For the dev build trigger, set _IMAGE_NAME = "{APPLICATION-NAME}-dev".For the prod build trigger, set _IMAGE_NAME = "{APPLICATION-NAME}". With this setup, you will be able to keep your production images stable, while having the riskier dev images available for testing.

Terraform

If you're using Terraform, you can use the template hcl block below in your tf/main.tf file to create both triggers.

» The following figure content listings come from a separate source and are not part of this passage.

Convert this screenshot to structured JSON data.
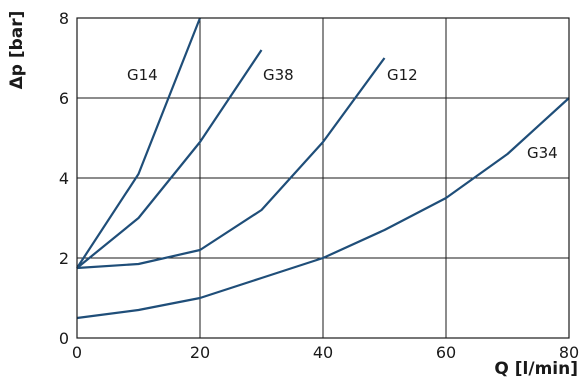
{
  "chart_data": {
    "type": "line",
    "title": "",
    "xlabel": "Q [l/min]",
    "ylabel": "Δp [bar]",
    "xlim": [
      0,
      80
    ],
    "ylim": [
      0,
      8
    ],
    "x_ticks": [
      "0",
      "20",
      "40",
      "60",
      "80"
    ],
    "y_ticks": [
      "0",
      "2",
      "4",
      "6",
      "8"
    ],
    "grid": true,
    "line_color": "#1f4e79",
    "series": [
      {
        "name": "G14",
        "x": [
          0,
          10,
          20
        ],
        "y": [
          1.75,
          4.1,
          8.0
        ]
      },
      {
        "name": "G38",
        "x": [
          0,
          10,
          20,
          30
        ],
        "y": [
          1.75,
          3.0,
          4.9,
          7.2
        ]
      },
      {
        "name": "G12",
        "x": [
          0,
          10,
          20,
          30,
          40,
          50
        ],
        "y": [
          1.75,
          1.85,
          2.2,
          3.2,
          4.9,
          7.0
        ]
      },
      {
        "name": "G34",
        "x": [
          0,
          10,
          20,
          30,
          40,
          50,
          60,
          70,
          80
        ],
        "y": [
          0.5,
          0.7,
          1.0,
          1.5,
          2.0,
          2.7,
          3.5,
          4.6,
          6.0
        ]
      }
    ]
  }
}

resource "google_cloudbuild_trigger" "prod-trigger" {
name = "{APPLICATION-NAME}-prod"
trigger_template {
branch_name = "prod"
repo_name = "{GIT-REPO}"
project_id = "{PROJECT-ID}"
}
substitutions = {
_ZONE = "{ZONE}"
_IMAGE_NAME = "{APPLICATION-NAME}"
_SUBNETWORK = "{SUBNETWORK}"
}
filename = "imaging/cloudbuild.yaml"
}

resource "google_cloudbuild_trigger" "dev-trigger" {
name = "{APPLICATION-NAME}-dev"
trigger_template {
branch_name = "dev"
repo_name = "{GIT-REPO}"
project_id = "{PROJECT-ID}"
}
substitutions = {
_ZONE = "{ZONE}"
_IMAGE_NAME = "{APPLICATION-NAME}-dev"
_SUBNETWORK = "{SUBNETWORK}"
}
filename = "imaging/cloudbuild.yaml"
}